On Canada’s west coast, there were 12 evacuation orders involving 350 homes from Boston Bar to Abbotsford, B.C, The Canadian Press reported Thursday.

As of Thursday, flood warnings are in effect for the Coquihalla and Chilliwack rivers as well as the Lower Fraser tributaries and the Tulameen, Similkameen, Coldwater and Lower Nicola rivers.

Southern and coastal British Columbia have entered the tail end of severe weather that meteorologists have described as a “parade” of storms, CP reported.

A report released this past August concludes that the emission of greenhouse gases from human activities is responsible for about 1.1°C of warming since the period of 1850 to 1900. Averaged over the next 20 years, global temperature is expected to reach or exceed 1.5°C of warming since that period, according to Climate Change 2021: the Physical Science Basis, released by a working group of the Intergovernmental Panel on Climate Change.
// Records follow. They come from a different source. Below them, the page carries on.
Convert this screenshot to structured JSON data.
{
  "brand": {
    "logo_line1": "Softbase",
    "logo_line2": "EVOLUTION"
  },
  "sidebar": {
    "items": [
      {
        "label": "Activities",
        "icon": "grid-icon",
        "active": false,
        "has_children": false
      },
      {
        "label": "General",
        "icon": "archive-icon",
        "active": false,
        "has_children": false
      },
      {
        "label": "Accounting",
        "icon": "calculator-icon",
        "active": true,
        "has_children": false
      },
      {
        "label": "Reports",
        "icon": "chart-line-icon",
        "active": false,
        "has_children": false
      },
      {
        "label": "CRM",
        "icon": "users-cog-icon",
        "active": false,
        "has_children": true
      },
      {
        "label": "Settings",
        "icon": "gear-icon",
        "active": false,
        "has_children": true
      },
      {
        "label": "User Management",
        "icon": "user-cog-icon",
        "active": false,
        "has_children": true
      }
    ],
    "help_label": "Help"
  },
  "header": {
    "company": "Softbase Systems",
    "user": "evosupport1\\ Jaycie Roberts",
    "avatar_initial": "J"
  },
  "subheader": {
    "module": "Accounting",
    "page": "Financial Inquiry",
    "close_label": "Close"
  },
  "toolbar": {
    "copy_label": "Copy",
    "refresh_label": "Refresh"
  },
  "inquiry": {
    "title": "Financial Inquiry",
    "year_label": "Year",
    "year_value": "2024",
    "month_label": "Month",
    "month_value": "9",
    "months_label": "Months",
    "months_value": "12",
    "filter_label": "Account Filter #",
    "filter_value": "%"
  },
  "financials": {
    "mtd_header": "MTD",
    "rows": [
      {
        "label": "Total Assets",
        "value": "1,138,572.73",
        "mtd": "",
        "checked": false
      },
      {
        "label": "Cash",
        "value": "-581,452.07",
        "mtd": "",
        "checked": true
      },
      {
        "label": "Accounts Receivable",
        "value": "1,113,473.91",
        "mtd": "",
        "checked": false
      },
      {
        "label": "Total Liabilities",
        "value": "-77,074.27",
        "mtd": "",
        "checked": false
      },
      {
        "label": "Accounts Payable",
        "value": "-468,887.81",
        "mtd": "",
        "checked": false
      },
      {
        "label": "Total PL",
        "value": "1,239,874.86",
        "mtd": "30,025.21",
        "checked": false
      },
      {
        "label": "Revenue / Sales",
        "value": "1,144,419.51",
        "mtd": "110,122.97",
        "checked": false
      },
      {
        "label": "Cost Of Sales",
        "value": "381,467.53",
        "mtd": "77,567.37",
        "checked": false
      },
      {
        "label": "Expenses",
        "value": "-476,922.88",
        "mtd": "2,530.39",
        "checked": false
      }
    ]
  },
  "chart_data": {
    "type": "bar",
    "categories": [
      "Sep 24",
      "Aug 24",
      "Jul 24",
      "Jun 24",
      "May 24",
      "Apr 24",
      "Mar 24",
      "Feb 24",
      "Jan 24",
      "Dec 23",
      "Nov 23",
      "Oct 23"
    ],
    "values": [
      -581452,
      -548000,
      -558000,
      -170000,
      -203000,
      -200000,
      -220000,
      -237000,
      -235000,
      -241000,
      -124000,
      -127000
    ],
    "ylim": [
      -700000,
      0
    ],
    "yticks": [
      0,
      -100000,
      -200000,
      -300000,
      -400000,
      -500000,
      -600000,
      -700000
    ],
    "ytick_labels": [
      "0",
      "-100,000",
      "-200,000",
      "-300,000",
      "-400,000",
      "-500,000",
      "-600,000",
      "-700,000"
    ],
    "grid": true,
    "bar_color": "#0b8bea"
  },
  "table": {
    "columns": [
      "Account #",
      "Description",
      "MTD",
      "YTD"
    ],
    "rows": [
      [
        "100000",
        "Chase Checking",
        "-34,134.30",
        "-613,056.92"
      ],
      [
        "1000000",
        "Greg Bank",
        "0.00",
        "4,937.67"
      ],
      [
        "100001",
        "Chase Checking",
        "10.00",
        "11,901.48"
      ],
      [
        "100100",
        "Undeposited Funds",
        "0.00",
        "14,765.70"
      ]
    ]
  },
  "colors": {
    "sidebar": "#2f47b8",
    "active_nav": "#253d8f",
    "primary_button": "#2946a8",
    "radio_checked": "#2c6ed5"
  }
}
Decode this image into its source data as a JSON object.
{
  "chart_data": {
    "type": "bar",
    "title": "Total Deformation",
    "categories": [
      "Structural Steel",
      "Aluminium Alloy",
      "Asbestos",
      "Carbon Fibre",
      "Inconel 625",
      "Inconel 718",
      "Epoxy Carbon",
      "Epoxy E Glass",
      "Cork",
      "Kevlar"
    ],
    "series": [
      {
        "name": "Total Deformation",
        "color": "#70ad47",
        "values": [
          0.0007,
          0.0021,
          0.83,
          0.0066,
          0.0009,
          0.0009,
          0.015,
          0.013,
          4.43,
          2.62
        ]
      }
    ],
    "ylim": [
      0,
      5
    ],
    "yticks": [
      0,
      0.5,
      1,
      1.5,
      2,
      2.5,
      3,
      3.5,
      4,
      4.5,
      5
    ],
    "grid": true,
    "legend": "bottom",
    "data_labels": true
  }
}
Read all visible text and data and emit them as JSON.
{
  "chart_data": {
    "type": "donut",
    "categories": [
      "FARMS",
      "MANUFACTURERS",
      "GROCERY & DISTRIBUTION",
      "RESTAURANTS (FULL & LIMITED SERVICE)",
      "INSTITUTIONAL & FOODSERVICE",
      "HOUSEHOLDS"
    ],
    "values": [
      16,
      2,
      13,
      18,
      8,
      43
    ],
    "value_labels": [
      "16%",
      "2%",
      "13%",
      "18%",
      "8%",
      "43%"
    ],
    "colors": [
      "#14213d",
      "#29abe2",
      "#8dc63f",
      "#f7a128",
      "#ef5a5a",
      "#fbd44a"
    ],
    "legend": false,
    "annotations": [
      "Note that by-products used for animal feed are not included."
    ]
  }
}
The working group outlines a number of implications for North America, including a change in precipitation patterns, with more intense rainfall and associated flooding, particularly for eastern North America, as well as more severe droughts in many regions.

In a best-case scenario, there will be global rise in sea level of 0.28 metres, IPCC said in the report.

This means we can conclude that the risk of storm surge in low lying areas would be increasing, Weigel said Thursday during CatIQ Connect, produced by Catastrophe Indices and Quantification Inc.

Also on the panel was Tom Larsen, principal of industry solutions at CoreLogic.

“Climate is different than the weather because the weather volatility is what our clients are handling right now – the bad years and good years,” said Larsen.

Modelling severe convective storm systems is complex. With severe convective storm, there could be hundreds of tornadoes and hundreds of square miles affected, said Larsen.

Right now – unlike hurricane – the industry does not have an intensity scale for a severe convective storm, Larsen noted.